The National Urban League is coming out today against the new LeBron X sneaker premiering this fall, saying Nike should pull the shoe because not all children will be able to afford them. “To release such an outrageously overpriced product while the nation is struggling to overcome an unemployment crisis is insensitive at best,” NUL president Marc Morial said, adding that the sneaker has “twisted priorities and confused values.”
He’s half right.
On one hand, let me say that I am in no way a supporter of Nike ever since they endorsed Eagles quarterback Michael Vick as a spokesperson. Vick committed horrendous and planned acts of violence against dogs and because of that I will never buy another Nike product again. I do agree with Morial that $315 for a pair of sneakers is ridiculous, but not just because we are struggling economically. Even if I were loaded, there is no way I would spend that much money on sneakers. Yes, they are supposed the come equipped with their own electronics in the shoes to gauge how far and long you walk or run, but is that necessary? What about a $10 pedometer and a watch?
It is up to parents to help a child find their way in the world, and know that their self-worth and self-esteem are not dependent on sneakers or any other material good.
Also, why are we pandering to boys shoes for the most part as opposed to girls shoes? I’m sure my girls wouldn’t mind taking a trip to the Upper East Side to get a shiny new pair of $500 shoes for school, but that is something we can’t afford. I could grab a pair of Manolo Blahniks…if I didn’t pay the mortgage this month. Since the beginning of time, there have been ridiculously expensive shoes for girls and women but there has never been talk about asking Beverly Hills shoe shops to stop selling them.
But describing a sneaker as “twisting priorities and confusing values,” Morial’s comments are off-base. It is up to parents to help a child find their way in the world, and know that their self-worth and self-esteem are not dependent on sneakers or any other material good.
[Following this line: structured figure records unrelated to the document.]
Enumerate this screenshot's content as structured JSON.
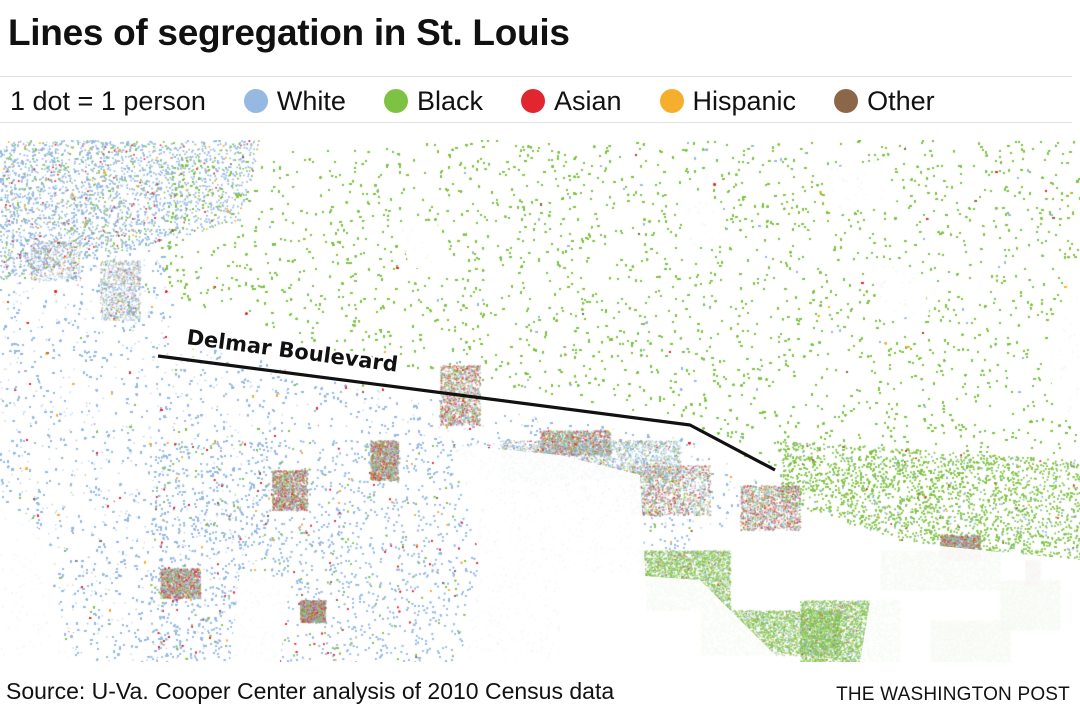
{
  "title": "Lines of segregation in St. Louis",
  "legend": {
    "scale_label": "1 dot = 1 person",
    "items": [
      {
        "label": "White",
        "color": "#95b9e0"
      },
      {
        "label": "Black",
        "color": "#7dc242"
      },
      {
        "label": "Asian",
        "color": "#e2262f"
      },
      {
        "label": "Hispanic",
        "color": "#f6ae2d"
      },
      {
        "label": "Other",
        "color": "#8c6648"
      }
    ]
  },
  "map": {
    "road_label": "Delmar Boulevard",
    "road_color": "#111111",
    "blank_color": "#ffffff"
  },
  "footer": {
    "source": "Source: U-Va. Cooper Center analysis of 2010 Census data",
    "credit": "THE WASHINGTON POST"
  }
}
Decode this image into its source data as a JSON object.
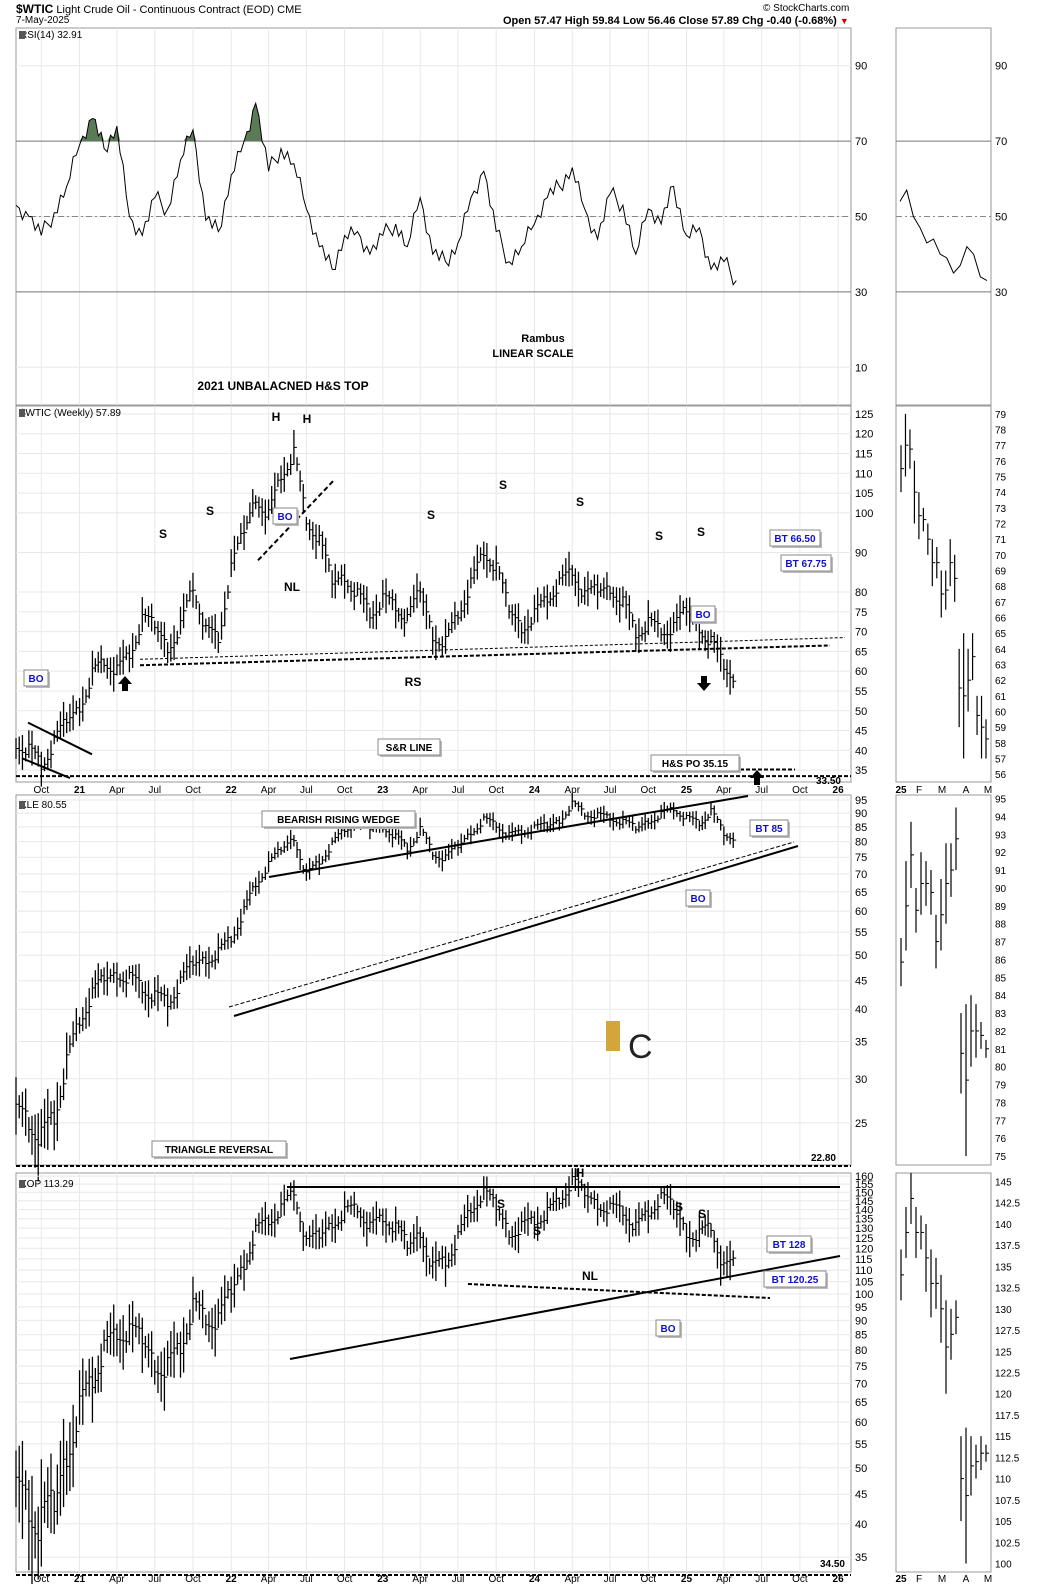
{
  "header": {
    "symbol": "$WTIC",
    "name": "Light Crude Oil - Continuous Contract (EOD)",
    "exchange": "CME",
    "date": "7-May-2025",
    "ohlc": "Open 57.47  High 59.84  Low 56.46  Close 57.89  Chg -0.40 (-0.68%)",
    "arrow": "▼",
    "credit": "© StockCharts.com"
  },
  "colors": {
    "rsi_fill": "#5b7a57",
    "label_text": "#1010cc",
    "grid": "#e8e8e8"
  },
  "chart_data": [
    {
      "type": "line",
      "name": "RSI",
      "title": "RSI(14) 32.91",
      "yticks": [
        10,
        30,
        50,
        70,
        90
      ],
      "ylim": [
        0,
        100
      ],
      "reference_lines": [
        30,
        50,
        70
      ],
      "xlim": [
        "2020-08-01",
        "2026-02-01"
      ],
      "x": [
        "2020-08-01",
        "2020-09-01",
        "2020-10-01",
        "2020-11-01",
        "2020-12-01",
        "2021-01-01",
        "2021-02-01",
        "2021-03-01",
        "2021-04-01",
        "2021-05-01",
        "2021-06-01",
        "2021-07-01",
        "2021-08-01",
        "2021-09-01",
        "2021-10-01",
        "2021-11-01",
        "2021-12-01",
        "2022-01-01",
        "2022-02-01",
        "2022-03-01",
        "2022-04-01",
        "2022-05-01",
        "2022-06-01",
        "2022-07-01",
        "2022-08-01",
        "2022-09-01",
        "2022-10-01",
        "2022-11-01",
        "2022-12-01",
        "2023-01-01",
        "2023-02-01",
        "2023-03-01",
        "2023-04-01",
        "2023-05-01",
        "2023-06-01",
        "2023-07-01",
        "2023-08-01",
        "2023-09-01",
        "2023-10-01",
        "2023-11-01",
        "2023-12-01",
        "2024-01-01",
        "2024-02-01",
        "2024-03-01",
        "2024-04-01",
        "2024-05-01",
        "2024-06-01",
        "2024-07-01",
        "2024-08-01",
        "2024-09-01",
        "2024-10-01",
        "2024-11-01",
        "2024-12-01",
        "2025-01-01",
        "2025-02-01",
        "2025-03-01",
        "2025-04-01",
        "2025-05-01"
      ],
      "values": [
        53,
        50,
        45,
        51,
        58,
        69,
        76,
        68,
        74,
        50,
        45,
        55,
        52,
        65,
        73,
        49,
        46,
        61,
        70,
        80,
        62,
        68,
        64,
        52,
        42,
        36,
        45,
        46,
        40,
        45,
        48,
        42,
        55,
        40,
        38,
        43,
        55,
        62,
        46,
        38,
        42,
        48,
        55,
        58,
        63,
        52,
        44,
        56,
        53,
        40,
        52,
        48,
        58,
        45,
        47,
        36,
        38,
        33
      ],
      "annotations": [
        "Rambus",
        "LINEAR SCALE",
        "2021 UNBALACNED H&S TOP"
      ]
    },
    {
      "type": "bar",
      "name": "WTIC",
      "title": "$WTIC (Weekly) 57.89",
      "yticks": [
        35,
        40,
        45,
        50,
        55,
        60,
        65,
        70,
        75,
        80,
        90,
        100,
        105,
        110,
        115,
        120,
        125
      ],
      "ylim": [
        32,
        127
      ],
      "xlim": [
        "2020-08-01",
        "2026-02-01"
      ],
      "x": [
        "2020-08-01",
        "2020-09-01",
        "2020-10-01",
        "2020-11-01",
        "2020-12-01",
        "2021-01-01",
        "2021-02-01",
        "2021-03-01",
        "2021-04-01",
        "2021-05-01",
        "2021-06-01",
        "2021-07-01",
        "2021-08-01",
        "2021-09-01",
        "2021-10-01",
        "2021-11-01",
        "2021-12-01",
        "2022-01-01",
        "2022-02-01",
        "2022-03-01",
        "2022-04-01",
        "2022-05-01",
        "2022-06-01",
        "2022-07-01",
        "2022-08-01",
        "2022-09-01",
        "2022-10-01",
        "2022-11-01",
        "2022-12-01",
        "2023-01-01",
        "2023-02-01",
        "2023-03-01",
        "2023-04-01",
        "2023-05-01",
        "2023-06-01",
        "2023-07-01",
        "2023-08-01",
        "2023-09-01",
        "2023-10-01",
        "2023-11-01",
        "2023-12-01",
        "2024-01-01",
        "2024-02-01",
        "2024-03-01",
        "2024-04-01",
        "2024-05-01",
        "2024-06-01",
        "2024-07-01",
        "2024-08-01",
        "2024-09-01",
        "2024-10-01",
        "2024-11-01",
        "2024-12-01",
        "2025-01-01",
        "2025-02-01",
        "2025-03-01",
        "2025-04-01",
        "2025-05-01"
      ],
      "values": [
        42,
        40,
        36,
        41,
        47,
        52,
        60,
        63,
        60,
        64,
        72,
        71,
        67,
        72,
        82,
        70,
        68,
        85,
        95,
        105,
        100,
        110,
        115,
        98,
        92,
        82,
        85,
        80,
        75,
        78,
        76,
        72,
        80,
        70,
        68,
        75,
        82,
        90,
        85,
        75,
        72,
        75,
        79,
        82,
        85,
        78,
        80,
        82,
        78,
        70,
        72,
        70,
        70,
        75,
        72,
        68,
        62,
        58
      ],
      "annotations": [
        "H",
        "H",
        "S",
        "S",
        "S",
        "S",
        "S",
        "S",
        "S",
        "NL",
        "RS",
        "BO",
        "BO",
        "BO",
        "S&R LINE",
        "H&S PO 35.15",
        "33.50",
        "BT 66.50",
        "BT 67.75"
      ]
    },
    {
      "type": "bar",
      "name": "XLE",
      "title": "XLE 80.55",
      "yticks": [
        25,
        30,
        35,
        40,
        45,
        50,
        55,
        60,
        65,
        70,
        75,
        80,
        85,
        90,
        95
      ],
      "ylim": [
        21,
        97
      ],
      "xlim": [
        "2020-08-01",
        "2026-02-01"
      ],
      "x": [
        "2020-08-01",
        "2020-09-01",
        "2020-10-01",
        "2020-11-01",
        "2020-12-01",
        "2021-01-01",
        "2021-02-01",
        "2021-03-01",
        "2021-04-01",
        "2021-05-01",
        "2021-06-01",
        "2021-07-01",
        "2021-08-01",
        "2021-09-01",
        "2021-10-01",
        "2021-11-01",
        "2021-12-01",
        "2022-01-01",
        "2022-02-01",
        "2022-03-01",
        "2022-04-01",
        "2022-05-01",
        "2022-06-01",
        "2022-07-01",
        "2022-08-01",
        "2022-09-01",
        "2022-10-01",
        "2022-11-01",
        "2022-12-01",
        "2023-01-01",
        "2023-02-01",
        "2023-03-01",
        "2023-04-01",
        "2023-05-01",
        "2023-06-01",
        "2023-07-01",
        "2023-08-01",
        "2023-09-01",
        "2023-10-01",
        "2023-11-01",
        "2023-12-01",
        "2024-01-01",
        "2024-02-01",
        "2024-03-01",
        "2024-04-01",
        "2024-05-01",
        "2024-06-01",
        "2024-07-01",
        "2024-08-01",
        "2024-09-01",
        "2024-10-01",
        "2024-11-01",
        "2024-12-01",
        "2025-01-01",
        "2025-02-01",
        "2025-03-01",
        "2025-04-01",
        "2025-05-01"
      ],
      "values": [
        27,
        26,
        24,
        26,
        32,
        38,
        42,
        45,
        47,
        46,
        44,
        42,
        41,
        44,
        48,
        50,
        51,
        54,
        60,
        67,
        72,
        77,
        82,
        70,
        74,
        79,
        84,
        86,
        84,
        86,
        82,
        78,
        84,
        76,
        74,
        78,
        84,
        88,
        86,
        82,
        83,
        84,
        85,
        88,
        94,
        90,
        89,
        88,
        86,
        84,
        88,
        90,
        92,
        88,
        86,
        90,
        82,
        80
      ],
      "annotations": [
        "BEARISH RISING WEDGE",
        "BT 85",
        "BO",
        "TRIANGLE REVERSAL",
        "22.80"
      ]
    },
    {
      "type": "bar",
      "name": "XOP",
      "title": "XOP 113.29",
      "yticks": [
        35,
        40,
        45,
        50,
        55,
        60,
        65,
        70,
        75,
        80,
        85,
        90,
        95,
        100,
        105,
        110,
        115,
        120,
        125,
        130,
        135,
        140,
        145,
        150,
        155,
        160
      ],
      "ylim": [
        33,
        162
      ],
      "xlim": [
        "2020-08-01",
        "2026-02-01"
      ],
      "x": [
        "2020-08-01",
        "2020-09-01",
        "2020-10-01",
        "2020-11-01",
        "2020-12-01",
        "2021-01-01",
        "2021-02-01",
        "2021-03-01",
        "2021-04-01",
        "2021-05-01",
        "2021-06-01",
        "2021-07-01",
        "2021-08-01",
        "2021-09-01",
        "2021-10-01",
        "2021-11-01",
        "2021-12-01",
        "2022-01-01",
        "2022-02-01",
        "2022-03-01",
        "2022-04-01",
        "2022-05-01",
        "2022-06-01",
        "2022-07-01",
        "2022-08-01",
        "2022-09-01",
        "2022-10-01",
        "2022-11-01",
        "2022-12-01",
        "2023-01-01",
        "2023-02-01",
        "2023-03-01",
        "2023-04-01",
        "2023-05-01",
        "2023-06-01",
        "2023-07-01",
        "2023-08-01",
        "2023-09-01",
        "2023-10-01",
        "2023-11-01",
        "2023-12-01",
        "2024-01-01",
        "2024-02-01",
        "2024-03-01",
        "2024-04-01",
        "2024-05-01",
        "2024-06-01",
        "2024-07-01",
        "2024-08-01",
        "2024-09-01",
        "2024-10-01",
        "2024-11-01",
        "2024-12-01",
        "2025-01-01",
        "2025-02-01",
        "2025-03-01",
        "2025-04-01",
        "2025-05-01"
      ],
      "values": [
        45,
        42,
        38,
        42,
        55,
        65,
        72,
        80,
        85,
        84,
        82,
        78,
        76,
        82,
        95,
        90,
        88,
        100,
        115,
        130,
        135,
        140,
        150,
        120,
        125,
        135,
        140,
        142,
        130,
        135,
        128,
        120,
        130,
        112,
        115,
        125,
        140,
        148,
        140,
        130,
        132,
        135,
        138,
        145,
        155,
        148,
        145,
        142,
        140,
        130,
        138,
        145,
        140,
        130,
        128,
        132,
        110,
        113
      ],
      "annotations": [
        "H",
        "S",
        "S",
        "S",
        "S",
        "NL",
        "BO",
        "BT 128",
        "BT 120.25",
        "34.50"
      ]
    }
  ],
  "x_axis": [
    "Oct",
    "21",
    "Apr",
    "Jul",
    "Oct",
    "22",
    "Apr",
    "Jul",
    "Oct",
    "23",
    "Apr",
    "Jul",
    "Oct",
    "24",
    "Apr",
    "Jul",
    "Oct",
    "25",
    "Apr",
    "Jul",
    "Oct",
    "26"
  ],
  "zoom_panels": {
    "x_axis": [
      "25",
      "F",
      "M",
      "A",
      "M"
    ],
    "rsi": {
      "yticks": [
        30,
        50,
        70,
        90
      ],
      "values": [
        54,
        57,
        50,
        47,
        43,
        44,
        40,
        39,
        35,
        37,
        42,
        40,
        34,
        33
      ],
      "ylim": [
        0,
        100
      ]
    },
    "wtic": {
      "yticks": [
        56,
        57,
        58,
        59,
        60,
        61,
        62,
        63,
        64,
        65,
        66,
        67,
        68,
        69,
        70,
        71,
        72,
        73,
        74,
        75,
        76,
        77,
        78,
        79
      ],
      "ylim": [
        55.5,
        79.5
      ],
      "bars": [
        [
          74,
          77
        ],
        [
          75,
          79
        ],
        [
          75.5,
          78
        ],
        [
          72,
          76
        ],
        [
          71,
          74
        ],
        [
          71.5,
          73
        ],
        [
          70,
          72
        ],
        [
          68,
          71
        ],
        [
          68.5,
          70.5
        ],
        [
          66,
          69
        ],
        [
          66.5,
          69
        ],
        [
          68,
          71
        ],
        [
          67,
          70
        ],
        [
          59,
          64
        ],
        [
          57,
          65
        ],
        [
          60,
          64
        ],
        [
          62,
          65
        ],
        [
          58.5,
          61
        ],
        [
          57,
          61
        ],
        [
          57,
          59.5
        ]
      ]
    },
    "xle": {
      "yticks": [
        75,
        76,
        77,
        78,
        79,
        80,
        81,
        82,
        83,
        84,
        85,
        86,
        87,
        88,
        89,
        90,
        91,
        92,
        93,
        94,
        95
      ],
      "ylim": [
        74.5,
        95.2
      ],
      "bars": [
        [
          84.5,
          87.2
        ],
        [
          86.5,
          91.5
        ],
        [
          90,
          93.7
        ],
        [
          87.5,
          90
        ],
        [
          88.5,
          92
        ],
        [
          89,
          91.5
        ],
        [
          88.5,
          91
        ],
        [
          85.5,
          88.5
        ],
        [
          86.5,
          90.5
        ],
        [
          88,
          92.5
        ],
        [
          89.5,
          92.5
        ],
        [
          91,
          94.5
        ],
        [
          78.5,
          83
        ],
        [
          75,
          83.5
        ],
        [
          80,
          84
        ],
        [
          80.5,
          83.5
        ],
        [
          81,
          82.5
        ],
        [
          80.5,
          81.5
        ]
      ]
    },
    "xop": {
      "yticks": [
        100,
        102.5,
        105,
        107.5,
        110,
        112.5,
        115,
        117.5,
        120,
        122.5,
        125,
        127.5,
        130,
        132.5,
        135,
        137.5,
        140,
        142.5,
        145
      ],
      "ylim": [
        99,
        146
      ],
      "bars": [
        [
          131,
          137
        ],
        [
          136,
          142
        ],
        [
          140,
          146
        ],
        [
          136,
          142
        ],
        [
          137,
          141
        ],
        [
          132,
          140
        ],
        [
          129,
          137
        ],
        [
          130,
          136
        ],
        [
          126,
          134
        ],
        [
          120,
          131
        ],
        [
          124,
          130
        ],
        [
          127,
          131
        ],
        [
          105,
          115
        ],
        [
          100,
          116
        ],
        [
          108,
          115
        ],
        [
          110,
          114
        ],
        [
          111,
          115
        ],
        [
          112,
          114
        ]
      ]
    }
  }
}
Children also need to know that they just can’t get everything they want: money doesn’t just appear for big-ticket items in families, and using a credit card to purchase items you can’t afford is irresponsible. When did sneakers become a status symbol anyway?
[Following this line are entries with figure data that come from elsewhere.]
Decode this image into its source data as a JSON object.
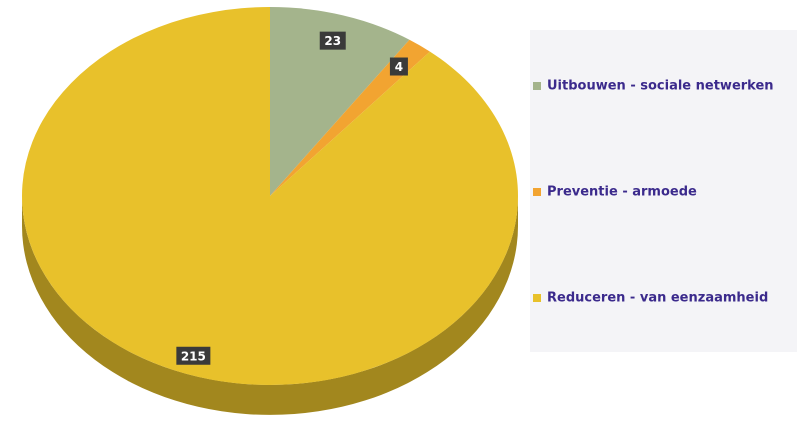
{
  "chart_data": {
    "type": "pie",
    "categories": [
      "Uitbouwen - sociale netwerken",
      "Preventie - armoede",
      "Reduceren - van eenzaamheid"
    ],
    "values": [
      23,
      4,
      215
    ],
    "colors": [
      "#a4b48c",
      "#f2a431",
      "#e8c12b"
    ]
  }
}
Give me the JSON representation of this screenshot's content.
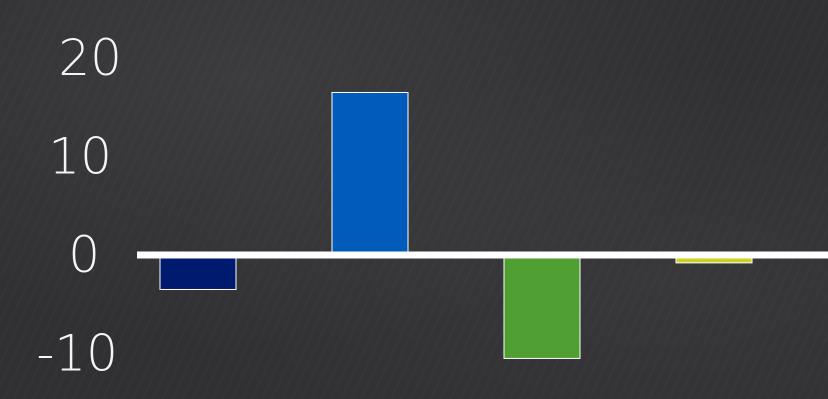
{
  "chart_data": {
    "type": "bar",
    "categories": [
      "",
      "",
      "",
      ""
    ],
    "series": [
      {
        "values": [
          -3.5,
          16.5,
          -10.5,
          -0.8
        ]
      }
    ],
    "bar_colors": [
      "#001a70",
      "#005bbb",
      "#4f9f32",
      "#c9d225"
    ],
    "ylim": [
      -12,
      22
    ],
    "yticks": [
      "20",
      "10",
      "0",
      "-10"
    ],
    "title": "",
    "xlabel": "",
    "ylabel": "",
    "grid": false,
    "legend": "none",
    "background_color": "#303033",
    "zero_line_color": "#ffffff"
  }
}
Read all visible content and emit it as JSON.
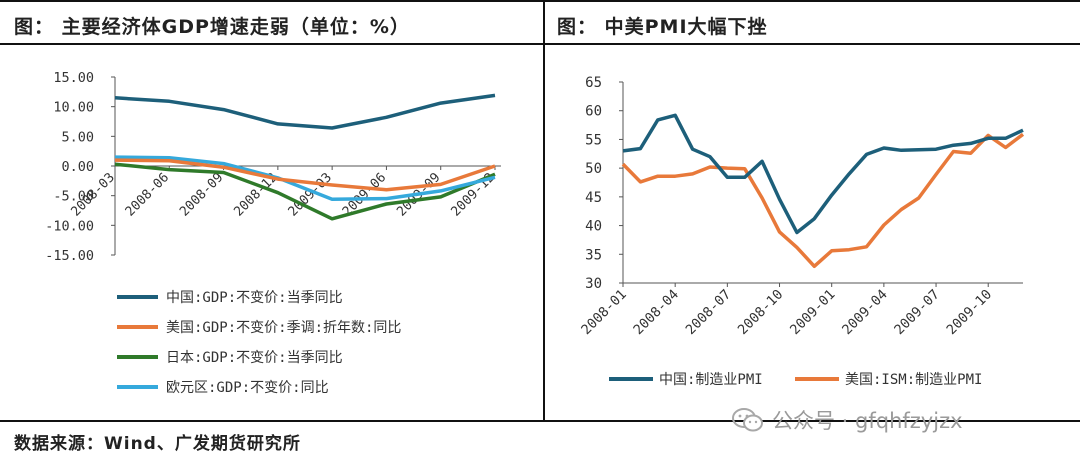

It seems our priorities are already twisted if we allow so many kids to believe that having an expensive shoe makes them better than another or just as good as their friends. Every child is good enough just as they are, without having anything. When did we stop teaching our children that and start giving in to peer pressure?
The problem in many cases is that parents themselves are spending away in order to soothe a need in their lives. They are also trying to provide everything their kids need, falsely thinking that clothes and shoes will make them feel good. They won’t; self-esteem comes from within.
If our society weren’t so ego-driven and shallow, there would be no market for the sneakers. So instead of asking Nike to pull the shoe, I say let them sell it, and then it’s up to us parents not to buy them, and have them fall flat on their face.